Dans son mémoire « Mode de fondation à la mer pour les jetées des ports », l’ingénieur des Ponts et Chaussées Victor Poirel, chargé en 1833 des travaux du Port d’Alger, précise : « Le saillant ou musoir du môle, dans lequel la mer avait ouvert une large brèche, fut aussi réparé en 1831 ; mais la nouvelle maçonnerie, qui reposait sur des enrochements que chaque coup de mer un peu fort faisait descendre, fut entièrement détruite par les premiers mauvais temps de l'hiver de 1832. Toutes les reprises qu'on eût pu faire au parement eussent infailliblement subi le même sort, puisque la base sur laquelle on l'avait fondé était mobile. » Les hivers suivants, certains blocs de près d’un mètre cube sont « portés par la lame sur le terre-plein du môle », un autre « d’un volume de 4 mètres avait traversé la passe pour venir jusqu’au musoir de la santé. »
En bon ingénieur, Poirel expose que « l’action (de la lame), étant proportionnelle à la surface choquée, tandis que la résistance du bloc croît comme son cube, il y a nécessairement un point où cette dernière doit l'emporter.
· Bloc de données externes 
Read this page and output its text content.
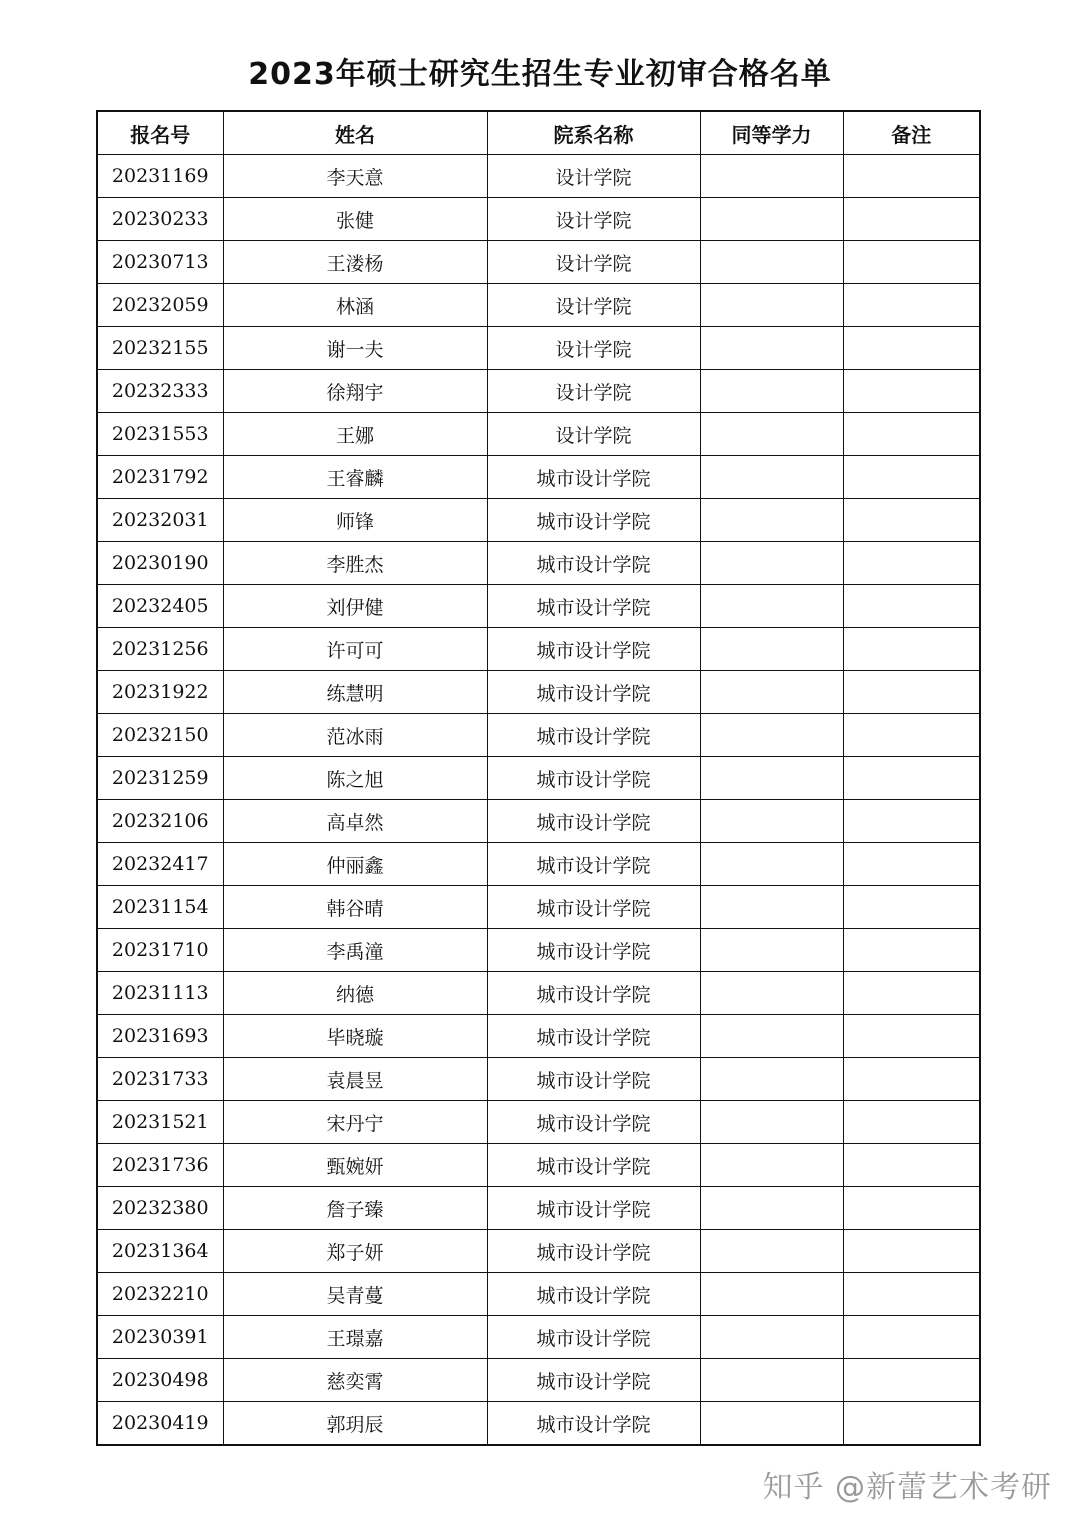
2023年硕士研究生招生专业初审合格名单
报名号	姓名	院系名称	同等学力	备注
20231169	李天意	设计学院		
20230233	张健	设计学院		
20230713	王溇杨	设计学院		
20232059	林涵	设计学院		
20232155	谢一夫	设计学院		
20232333	徐翔宇	设计学院		
20231553	王娜	设计学院		
20231792	王睿麟	城市设计学院		
20232031	师锋	城市设计学院		
20230190	李胜杰	城市设计学院		
20232405	刘伊健	城市设计学院		
20231256	许可可	城市设计学院		
20231922	练慧明	城市设计学院		
20232150	范冰雨	城市设计学院		
20231259	陈之旭	城市设计学院		
20232106	高卓然	城市设计学院		
20232417	仲丽鑫	城市设计学院		
20231154	韩谷晴	城市设计学院		
20231710	李禹潼	城市设计学院		
20231113	纳德	城市设计学院		
20231693	毕晓璇	城市设计学院		
20231733	袁晨昱	城市设计学院		
20231521	宋丹宁	城市设计学院		
20231736	甄婉妍	城市设计学院		
20232380	詹子臻	城市设计学院		
20231364	郑子妍	城市设计学院		
20232210	吴青蔓	城市设计学院		
20230391	王璟嘉	城市设计学院		
20230498	慈奕霄	城市设计学院		
20230419	郭玥辰	城市设计学院		
知乎 @新蕾艺术考研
Cette limite fut d'abord fixée à 20 mètres cubes; mais il a depuis été reconnu que sous un volume de 10 mètres, le bloc restait déjà immobile. On ne pouvait pas songer, pour des masses pareilles, à les tirer des carrières, en raison des difficultés que l'on eût trouvées à les extraire et de celles, non moins grandes, que leur transport eût présentées. Il ne restait donc d'autre parti à prendre que de les fabriquer artificiellement, et l'on s'est ainsi trouvé conduit à l'usage des blocs de béton. »
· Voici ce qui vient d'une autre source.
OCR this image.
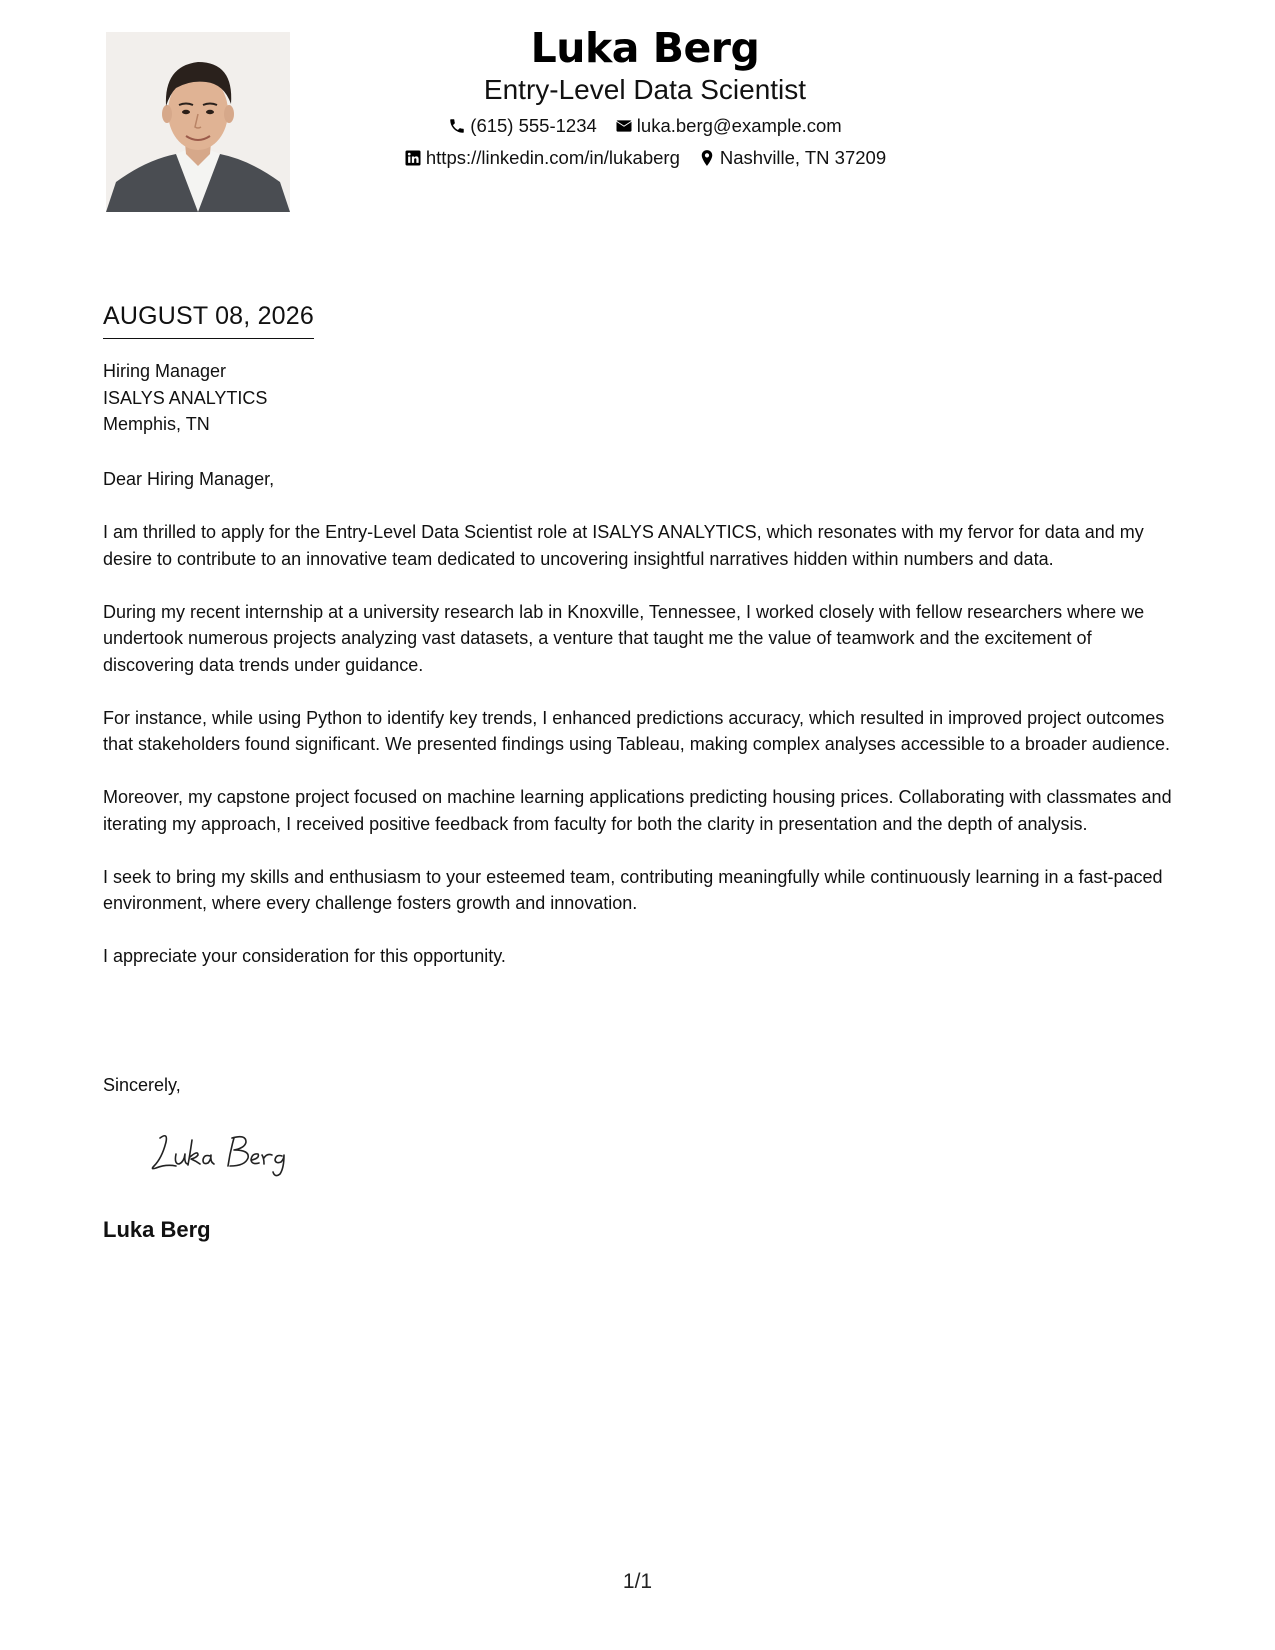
Luka Berg
Entry-Level Data Scientist
(615) 555-1234 luka.berg@example.com
https://linkedin.com/in/lukaberg Nashville, TN 37209
AUGUST 08, 2026
Hiring Manager
ISALYS ANALYTICS
Memphis, TN

Dear Hiring Manager,

I am thrilled to apply for the Entry-Level Data Scientist role at ISALYS ANALYTICS, which resonates with my fervor for data and my desire to contribute to an innovative team dedicated to uncovering insightful narratives hidden within numbers and data.

During my recent internship at a university research lab in Knoxville, Tennessee, I worked closely with fellow researchers where we undertook numerous projects analyzing vast datasets, a venture that taught me the value of teamwork and the excitement of discovering data trends under guidance.

For instance, while using Python to identify key trends, I enhanced predictions accuracy, which resulted in improved project outcomes that stakeholders found significant. We presented findings using Tableau, making complex analyses accessible to a broader audience.

Moreover, my capstone project focused on machine learning applications predicting housing prices. Collaborating with classmates and iterating my approach, I received positive feedback from faculty for both the clarity in presentation and the depth of analysis.

I seek to bring my skills and enthusiasm to your esteemed team, contributing meaningfully while continuously learning in a fast-paced environment, where every challenge fosters growth and innovation.

I appreciate your consideration for this opportunity.

Sincerely,
Luka Berg
1/1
Les blocs de béton imaginés puis mis en œuvre par Poirel sont de deux espèces. Ceux de la première espèce se construisent dans l’eau, à la place même qu’ils doivent occuper. « Ils se moulent parfaitement sur le terrain et se lient avec lui par les aspérités qu’il présente ». Les autres sont fabriqués sur berge, pour ensuite être lancés à la mer par ripage depuis la terre ou par pontons flottants remorqués jusqu’à leur place définitive. Dans les deux cas, on utilise des « caisses-sacs », démontables et réutilisables, garnies à l’intérieur de toile goudronnée.
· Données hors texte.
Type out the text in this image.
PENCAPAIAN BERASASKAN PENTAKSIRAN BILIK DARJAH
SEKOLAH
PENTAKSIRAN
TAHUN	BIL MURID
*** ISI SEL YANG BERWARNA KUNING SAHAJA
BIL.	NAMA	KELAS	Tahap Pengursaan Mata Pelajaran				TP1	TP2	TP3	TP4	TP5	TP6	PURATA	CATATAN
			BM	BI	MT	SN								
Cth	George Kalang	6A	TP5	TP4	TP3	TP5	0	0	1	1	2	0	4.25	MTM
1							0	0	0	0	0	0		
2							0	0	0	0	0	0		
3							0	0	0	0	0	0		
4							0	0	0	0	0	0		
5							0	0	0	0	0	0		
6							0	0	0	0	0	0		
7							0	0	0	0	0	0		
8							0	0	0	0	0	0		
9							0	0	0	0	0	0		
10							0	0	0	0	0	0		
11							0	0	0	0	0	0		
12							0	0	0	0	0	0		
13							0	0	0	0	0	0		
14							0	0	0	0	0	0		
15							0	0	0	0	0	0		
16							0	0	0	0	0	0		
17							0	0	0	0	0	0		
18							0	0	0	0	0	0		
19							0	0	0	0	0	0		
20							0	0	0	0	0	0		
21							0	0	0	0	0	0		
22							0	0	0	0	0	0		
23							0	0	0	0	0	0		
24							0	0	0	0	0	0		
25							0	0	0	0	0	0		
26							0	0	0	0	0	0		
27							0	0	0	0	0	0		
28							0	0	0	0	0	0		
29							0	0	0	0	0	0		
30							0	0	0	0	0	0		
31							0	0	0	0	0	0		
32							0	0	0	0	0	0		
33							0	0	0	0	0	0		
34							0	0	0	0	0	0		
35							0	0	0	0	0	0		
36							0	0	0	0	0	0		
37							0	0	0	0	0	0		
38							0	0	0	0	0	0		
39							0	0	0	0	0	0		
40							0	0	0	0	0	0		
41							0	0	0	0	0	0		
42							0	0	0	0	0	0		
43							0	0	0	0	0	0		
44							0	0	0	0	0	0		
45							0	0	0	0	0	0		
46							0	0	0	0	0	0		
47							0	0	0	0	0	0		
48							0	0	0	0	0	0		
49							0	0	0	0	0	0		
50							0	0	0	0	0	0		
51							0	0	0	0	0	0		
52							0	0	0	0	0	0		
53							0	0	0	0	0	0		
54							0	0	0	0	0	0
Le mortier utilisé pour la fabrication du béton immergé est formé en volume d’une partie de chaux grasse éteinte en pâte, mélangée avec deux parties de pouzzolane provenant des caves de Saint-Paul, près de Rome. Grâce aux techniques mises au point « sur le tas », M. Poirel est parvenu en 5 années à reconstruire à neuf le môle de l’îlot de la marine (125 m de longueur sur 95 m dans sa plus grande largeur) sur toute sa longueur, à former un brise-lames le long de la jetée Khaïr-ed-Din (175 m de longueur sur 40 m de largeur en couronnement) et à donner à ces ouvrages une solidité à toute épreuve. III - Le bassin-modèle de la Joliette Rassurés sur le plan technique par l’expérience algéroise, les ingénieurs chargés à Marseille de la réalisation du « port auxiliaire de la Joliette » vont réaliser une grande digue de protection parallèle à la côte, « la grande jetée du large ». La relation de cette digue à la terre sera assurée par deux jetées perpendiculaires, appelées traverses, qui forment les limites latérales du bassin. Le prolongement de la digue au-delà des traverses détermine deux avant-ports protégeant les deux passes d’entrée de la darse. Tout le bassin est entouré de quais : la digue du large sur sa face interne, le quai de rive, les quais le long des deux faces des traverses. L’avenir du port de Marseille est alors assuré pour un siècle, et c’est bien à l’expérience préalable réalisée pour le port d’Alger par l’ingénieur Poirel que les ingénieurs du port de Marseille le doivent à l’époque.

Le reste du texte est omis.